Local facilities 4
(i.e. Restaurants, hire shops)
Slope conditions 5
Lift system 5
Skiing / boarding experience
Apres ski 3
I did a week in Wengen fairly late on in the season, but the snowfall had been good so there was some great early spring skiing to be had. In fact the pistes seemed groomed to perfection, including the legendary Lauberhorn downhill which I skied several times throughout the week. If you take a trip to Wengen then that piste is a must!
The Wengen ski area is in theory connected with Murren and Grindelwald, although the three resorts are fairly far apart. Murren is not connected by a lift, you either have to take the bus from Lauterbrunnen (bottom of the funicular) to Stechelberg, or a cable car and then train. Therefore it is the best bet to take a day to specifically head over to Murren.

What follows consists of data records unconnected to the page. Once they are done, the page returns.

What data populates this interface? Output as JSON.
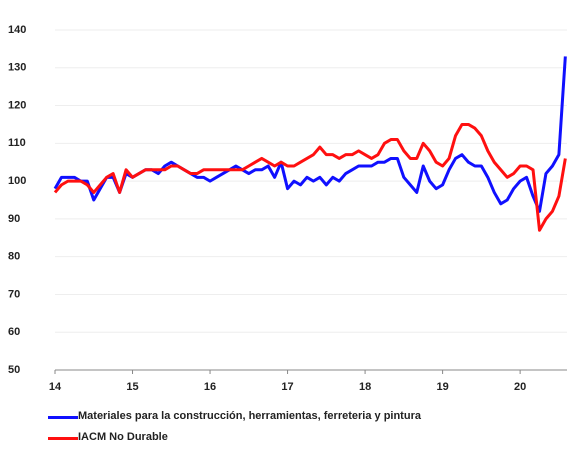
{
  "chart_data": {
    "type": "line",
    "categories": [
      "14",
      null,
      null,
      null,
      null,
      null,
      null,
      null,
      null,
      null,
      null,
      null,
      "15",
      null,
      null,
      null,
      null,
      null,
      null,
      null,
      null,
      null,
      null,
      null,
      "16",
      null,
      null,
      null,
      null,
      null,
      null,
      null,
      null,
      null,
      null,
      null,
      "17",
      null,
      null,
      null,
      null,
      null,
      null,
      null,
      null,
      null,
      null,
      null,
      "18",
      null,
      null,
      null,
      null,
      null,
      null,
      null,
      null,
      null,
      null,
      null,
      "19",
      null,
      null,
      null,
      null,
      null,
      null,
      null,
      null,
      null,
      null,
      null,
      "20",
      null,
      null,
      null,
      null,
      null,
      null,
      null
    ],
    "series": [
      {
        "name": "Materiales para la construcción, herramientas, ferreteria y pintura",
        "color": "#1010ff",
        "values": [
          98,
          101,
          101,
          101,
          100,
          100,
          95,
          98,
          101,
          101,
          97,
          102,
          101,
          102,
          103,
          103,
          102,
          104,
          105,
          104,
          103,
          102,
          101,
          101,
          100,
          101,
          102,
          103,
          104,
          103,
          102,
          103,
          103,
          104,
          101,
          105,
          98,
          100,
          99,
          101,
          100,
          101,
          99,
          101,
          100,
          102,
          103,
          104,
          104,
          104,
          105,
          105,
          106,
          106,
          101,
          99,
          97,
          104,
          100,
          98,
          99,
          103,
          106,
          107,
          105,
          104,
          104,
          101,
          97,
          94,
          95,
          98,
          100,
          101,
          96,
          92,
          102,
          104,
          107,
          133
        ]
      },
      {
        "name": "IACM No Durable",
        "color": "#ff1010",
        "values": [
          97,
          99,
          100,
          100,
          100,
          99,
          97,
          99,
          101,
          102,
          97,
          103,
          101,
          102,
          103,
          103,
          103,
          103,
          104,
          104,
          103,
          102,
          102,
          103,
          103,
          103,
          103,
          103,
          103,
          103,
          104,
          105,
          106,
          105,
          104,
          105,
          104,
          104,
          105,
          106,
          107,
          109,
          107,
          107,
          106,
          107,
          107,
          108,
          107,
          106,
          107,
          110,
          111,
          111,
          108,
          106,
          106,
          110,
          108,
          105,
          104,
          106,
          112,
          115,
          115,
          114,
          112,
          108,
          105,
          103,
          101,
          102,
          104,
          104,
          103,
          87,
          90,
          92,
          96,
          106
        ]
      }
    ],
    "ylim": [
      50,
      140
    ],
    "yticks": [
      50,
      60,
      70,
      80,
      90,
      100,
      110,
      120,
      130,
      140
    ],
    "grid": true,
    "legend": "bottom"
  }
}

Grindelwald Grund can be skied to from the Wengen side via the long 22 blue (which anyone can ski), but when you reach the bottom there is a short bus ride to the main centre of Grindelwald where you take the Gondola up.
As for the skiing most runs are suited for the intermediate, the majority of which are red, and the slopes are very well maintained.
Wengen town (which is pedestrianised) offers the traditional and charming feel of a well known Swiss resort. There are plenty of restaurants to choose from, although nightlife is limited. Most people seemed to stay within their hotel complexes in the evening, as the streets seemed very quiet after 8pm (so well suited for families).
If I had to name a negative it would be the amount of travelling around you seem to do - mountain trains, bus rides and long cable car rides means that you have to plan where you are going for the day in advance.